Once again, California is up in flames. It’s beginning to look like a recurring seasonal phenomena much like hurricane or tornado season in the Southeast and Midwest. The Camp Fire is currently the deadliest wildfire in California’s recorded history at 81 deaths (with ~870 persons still missing). We can only pray that another massive fire doesn’t break that record in the next 12 months. To the south, the Woolsey Fire moved from the 101 Freeway to Pacific Coast Highway in a mere seven hours, a blistering pace enabled by howling Santa Ana winds, which seem to be occurring more regularly these days. In fact, it was the speed and intensity of these fires which literally forced residents to run for their lives. We are in uncharted territory and something has to give.
The climate change recipe for disaster is simple: extended drought weakens and dries our forests and vegetation, and rapid shifts in temperature along with atmospheric pressure breed high winds. All that’s needed is a spark from somewhere. This is the only element in this recipe that is under our control. The power lines of Pacific Gas and Electric (PG&E) have already been identified as an ignition source of the Camp Fire, and investors are fleeing the utility company as the liability stormfront builds on the horizon. In Los Angeles, it appears that power lines connected to a substation at the radioactively contaminated Santa Susana Field Lab likely started the Woolsey Fire.
So, what does this mean for energy consumers? The LA Times reports that PG&E decided against de-energizing the lines around Paradise, CA. just before the Camp Fire ignited, a fact which will surely advance arguments to preemptively shut down transmission lines during high wind conditions.
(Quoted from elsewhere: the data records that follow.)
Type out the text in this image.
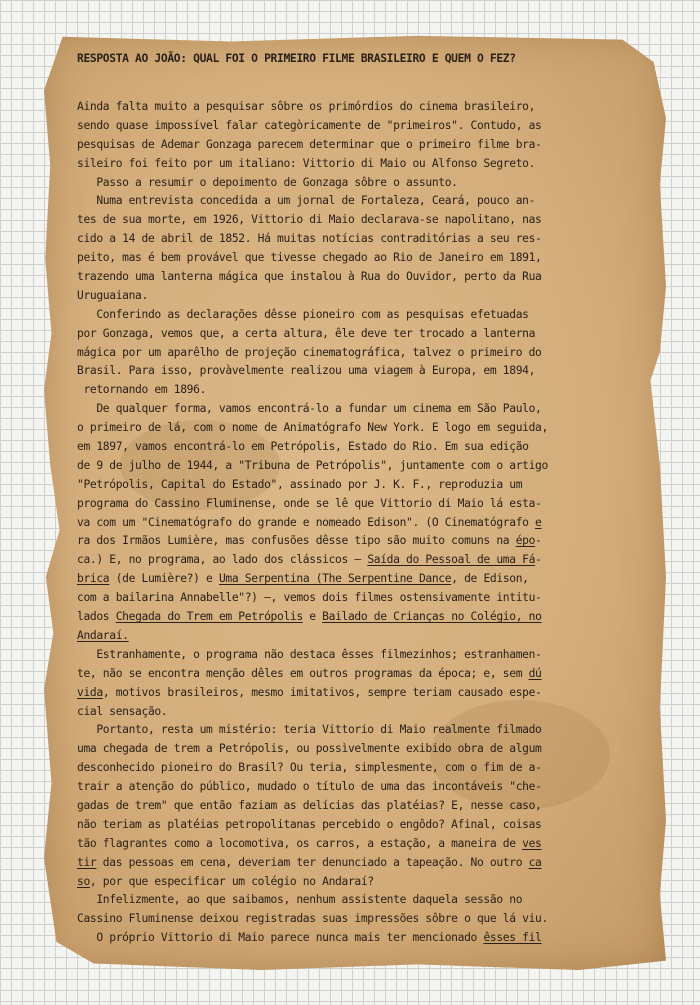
RESPOSTA AO JOÃO: QUAL FOI O PRIMEIRO FILME BRASILEIRO E QUEM O FEZ?

Ainda falta muito a pesquisar sôbre os primórdios do cinema brasileiro,
sendo quase impossível falar categòricamente de "primeiros". Contudo, as
pesquisas de Ademar Gonzaga parecem determinar que o primeiro filme bra-
sileiro foi feito por um italiano: Vittorio di Maio ou Alfonso Segreto.
Passo a resumir o depoimento de Gonzaga sôbre o assunto.
Numa entrevista concedida a um jornal de Fortaleza, Ceará, pouco an-
tes de sua morte, em 1926, Vittorio di Maio declarava-se napolitano, nas
cido a 14 de abril de 1852. Há muitas notícias contraditórias a seu res-
peito, mas é bem provável que tivesse chegado ao Rio de Janeiro em 1891,
trazendo uma lanterna mágica que instalou à Rua do Ouvidor, perto da Rua
Uruguaiana.
Conferindo as declarações dêsse pioneiro com as pesquisas efetuadas
por Gonzaga, vemos que, a certa altura, êle deve ter trocado a lanterna
mágica por um aparêlho de projeção cinematográfica, talvez o primeiro do
Brasil. Para isso, provàvelmente realizou uma viagem à Europa, em 1894,
retornando em 1896.
De qualquer forma, vamos encontrá-lo a fundar um cinema em São Paulo,
o primeiro de lá, com o nome de Animatógrafo New York. E logo em seguida,
em 1897, vamos encontrá-lo em Petrópolis, Estado do Rio. Em sua edição
de 9 de julho de 1944, a "Tribuna de Petrópolis", juntamente com o artigo
"Petrópolis, Capital do Estado", assinado por J. K. F., reproduzia um
programa do Cassino Fluminense, onde se lê que Vittorio di Maio lá esta-
va com um "Cinematógrafo do grande e nomeado Edison". (O Cinematógrafo e
ra dos Irmãos Lumière, mas confusões dêsse tipo são muito comuns na épo-
ca.) E, no programa, ao lado dos clássicos — Saída do Pessoal de uma Fá-
brica (de Lumière?) e Uma Serpentina (The Serpentine Dance, de Edison,
com a bailarina Annabelle"?) —, vemos dois filmes ostensivamente intitu-
lados Chegada do Trem em Petrópolis e Bailado de Crianças no Colégio, no
Andaraí.
Estranhamente, o programa não destaca êsses filmezinhos; estranhamen-
te, não se encontra menção dêles em outros programas da época; e, sem dú
vida, motivos brasileiros, mesmo imitativos, sempre teriam causado espe-
cial sensação.
Portanto, resta um mistério: teria Vittorio di Maio realmente filmado
uma chegada de trem a Petrópolis, ou possìvelmente exibido obra de algum
desconhecido pioneiro do Brasil? Ou teria, simplesmente, com o fim de a-
trair a atenção do público, mudado o título de uma das incontáveis "che-
gadas de trem" que então faziam as delícias das platéias? E, nesse caso,
não teriam as platéias petropolitanas percebido o engôdo? Afinal, coisas
tão flagrantes como a locomotiva, os carros, a estação, a maneira de ves
tir das pessoas em cena, deveriam ter denunciado a tapeação. No outro ca
so, por que especificar um colégio no Andaraí?
Infelizmente, ao que saibamos, nenhum assistente daquela sessão no
Cassino Fluminense deixou registradas suas impressões sôbre o que lá viu.
O próprio Vittorio di Maio parece nunca mais ter mencionado êsses fil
As you can see from the map below, the energy distribution system for Santa Barbara, infamous for “sundowner” winds that presage Santa Ana wind conditions, is surrounded by extreme “Tier 2” fire hazardous terrain (shown in red). In circumstances similar to last year’s Thomas Fire, there is a much higher probability that the entire system could be preemptively shut down to avoid sparking another massive wildfire.
Who can argue against this logic? If electrical lines are predominantly responsible for starting fires during windswept conditions, it sounds like the only prudent path to take. How will affected communities function without grid power during these situations? It is clear that only local renewable energy generation and storage will keep the lights on, our homes safe, and our communities functioning.
At the state level, CPUC Chair, Michael J. Picker says he won’t let PG&E go bankrupt. In addition, there is talk of “clean-up” legislation that will essentially make SB 901, the wildfire legislation, retroactive to 2018 as opposed to going into effect on January 1, 2019, to provide the utilities protection against this year’s crop of catastrophe. More privatization of profits and socialization of losses, as the ratepayer takes it up the backside one more time.
I say let the utilities go bankrupt and allocate available resources to replace hazardous transmission lines with distributed technologies that bring resilience to fire-prone regions. Why should we use precious funds to bail them out yet again AND pay for new transmission lines that will start this disastrous cycle all over again? If a power line causes a fire, it shouldn’t be there, period. A fire damaged line should stay down and be replaced by distributed resources in affected downline communities. Furthermore, any community rebuilt from the ashes, or located in a high fire hazard zone like Santa Barbara, should be a prime candidate for microgrid development. We can build based on proven designs like that of Stone Edge Farm, a highly resilient microgrid model, that utilizes a variety of storage technologies to address short to extended energy needs.
Our aging energy infrastructure is at an inflection point. We must take care and act prudently to ensure that new energy resources protect the community, not burn it down.